I came to Japan for a number of reasons. I wanted to learn more about the effects of nuclear weapons, experience Japanese culture (which I’ve always had an interest in), and show support for an obviously worthy cause. Coming from a small town, I’d never seen much of social movements and protests until I’d moved to Boston for college. So I thought I’d push myself even farther outside of my comfort zone and participate in my first protest in a foreign country, too.
I think actually coming to Japan gave me a different type of knowledge than a book would. I didn’t just learn facts about the Bikini Atoll incident, but I also heard the sad story of the family of one of the victims. I didn’t just learn about the surprising amount of US military bases in Japan, but I also learned about how those bases affected the lives of citizens that I met and how they felt about it.
It allowed me to see things from the perspective outside the United States, which I was a bit blind to before. I would often see news about President Donald Trump and American current events on Japanese news, which shocked me. We would almost never see any news about Japan’s Prime Minister in American news. I think sometimes in America we forget quite how influential we are in the world. Everyone else seems so far away, and it’s easy to forget about how we affect the world when our everyday lives are not as affected by world issues– things like war rarely come to our soil. When I learned that much of Japan’s food supply was poisoned from radiation during the Bikini incident (and there was no apology), for example, I really couldn’t comprehend that. Things like that don’t happen in the U.S.
As I continued marching and learning more, my thoughts kept coming back to how inadequate my knowledge of all this was, especially as a citizen of one of the aforementioned most influential countries in the world.
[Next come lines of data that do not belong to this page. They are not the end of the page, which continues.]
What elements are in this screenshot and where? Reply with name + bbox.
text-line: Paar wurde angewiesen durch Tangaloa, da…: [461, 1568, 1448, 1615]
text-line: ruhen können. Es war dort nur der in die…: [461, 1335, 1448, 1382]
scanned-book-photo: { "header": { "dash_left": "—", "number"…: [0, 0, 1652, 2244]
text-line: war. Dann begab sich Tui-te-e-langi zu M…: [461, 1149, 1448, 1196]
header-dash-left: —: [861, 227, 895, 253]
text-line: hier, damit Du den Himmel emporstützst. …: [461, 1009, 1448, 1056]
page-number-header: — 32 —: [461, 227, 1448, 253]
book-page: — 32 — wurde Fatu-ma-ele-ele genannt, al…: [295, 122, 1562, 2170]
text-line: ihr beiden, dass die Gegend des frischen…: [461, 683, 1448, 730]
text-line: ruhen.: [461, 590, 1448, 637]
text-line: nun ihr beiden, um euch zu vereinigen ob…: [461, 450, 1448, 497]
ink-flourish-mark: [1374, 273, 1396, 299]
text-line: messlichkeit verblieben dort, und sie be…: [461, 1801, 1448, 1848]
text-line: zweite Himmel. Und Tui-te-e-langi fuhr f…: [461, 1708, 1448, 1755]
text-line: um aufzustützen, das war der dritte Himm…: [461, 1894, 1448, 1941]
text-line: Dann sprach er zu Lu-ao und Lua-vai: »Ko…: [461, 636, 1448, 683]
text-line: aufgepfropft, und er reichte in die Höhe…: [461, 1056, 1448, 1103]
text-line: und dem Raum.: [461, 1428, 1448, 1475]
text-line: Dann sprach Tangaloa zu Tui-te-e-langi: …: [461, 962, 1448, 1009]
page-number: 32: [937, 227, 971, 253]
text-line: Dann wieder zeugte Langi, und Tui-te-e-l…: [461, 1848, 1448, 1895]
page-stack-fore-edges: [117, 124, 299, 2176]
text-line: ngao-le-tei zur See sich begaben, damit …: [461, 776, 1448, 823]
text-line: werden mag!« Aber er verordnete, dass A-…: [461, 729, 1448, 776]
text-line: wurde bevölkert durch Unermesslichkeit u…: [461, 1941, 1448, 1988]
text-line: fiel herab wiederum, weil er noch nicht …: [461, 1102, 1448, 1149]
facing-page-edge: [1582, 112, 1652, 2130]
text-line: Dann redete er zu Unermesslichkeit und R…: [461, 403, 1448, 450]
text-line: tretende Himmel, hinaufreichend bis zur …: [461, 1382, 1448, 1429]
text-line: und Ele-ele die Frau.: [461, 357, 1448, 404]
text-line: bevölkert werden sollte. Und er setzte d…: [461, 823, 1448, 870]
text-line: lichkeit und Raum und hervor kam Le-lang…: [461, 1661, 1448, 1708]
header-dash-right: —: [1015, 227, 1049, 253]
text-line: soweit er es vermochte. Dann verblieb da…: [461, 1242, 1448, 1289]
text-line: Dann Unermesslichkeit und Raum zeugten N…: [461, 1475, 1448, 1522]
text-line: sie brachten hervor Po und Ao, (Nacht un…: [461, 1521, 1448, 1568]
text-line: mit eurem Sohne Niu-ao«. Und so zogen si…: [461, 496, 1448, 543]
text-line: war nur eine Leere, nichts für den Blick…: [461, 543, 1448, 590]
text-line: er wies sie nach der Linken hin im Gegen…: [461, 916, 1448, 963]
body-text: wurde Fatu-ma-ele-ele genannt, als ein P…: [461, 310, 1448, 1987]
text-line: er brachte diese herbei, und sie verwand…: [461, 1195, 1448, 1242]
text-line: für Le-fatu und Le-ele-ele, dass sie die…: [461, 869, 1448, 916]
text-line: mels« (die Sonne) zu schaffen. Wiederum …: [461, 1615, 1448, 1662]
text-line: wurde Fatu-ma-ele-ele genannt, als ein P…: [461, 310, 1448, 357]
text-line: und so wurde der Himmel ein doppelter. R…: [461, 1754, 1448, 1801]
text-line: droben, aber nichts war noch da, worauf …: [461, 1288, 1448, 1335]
In history class, we learned that America bombed Hiroshima and Nagasaki, the year it happened, and what number of people died. And we memorized that for the test so we could get a good grade. There was no emotion or compassion attached to it. During the march I constantly thought about how these types of real-life experiences I was having should be a part of our required education. You don’t just learn facts; your ways of thinking about people are changed, and the knowledge is put into a real context right in front of you. Japan is no longer just some far away foreign country to me.
I think that often people think of a foreign country as its government or its military. That kind of thinking is what makes it easier to destroy entire cities and wage war in the name of some ideal (or some interests). But we can’t think of a country as some distant entity that is only how its government represents it. Countries are made up of people just like your neighbors, your co-workers, or your family. Without realizing it, I had been thinking of Japan in the former way. But by actually meeting these wonderfully kind people, eating with them, walking with them, and staying in their houses, I made real friends. I don’t think it would be possible to kill so many people when you actually think of them as humans just like your own country’s citizens, or even friends.
Having the power to demolish an entire city of people at the press of a button coupled with this removed mindset I described is a dangerous combination that can lead to horrible atrocities we could never commit in person. It is essential that we change both the mindset and the tools that realize this inhumane evil. We must get rid of these awful weapons and also, critically, we must make real efforts to understand each other through cultural exchange and meeting in person. Moving out of our comfort zones to another culture may be frightening, but the future as it stands looks a lot more frightening.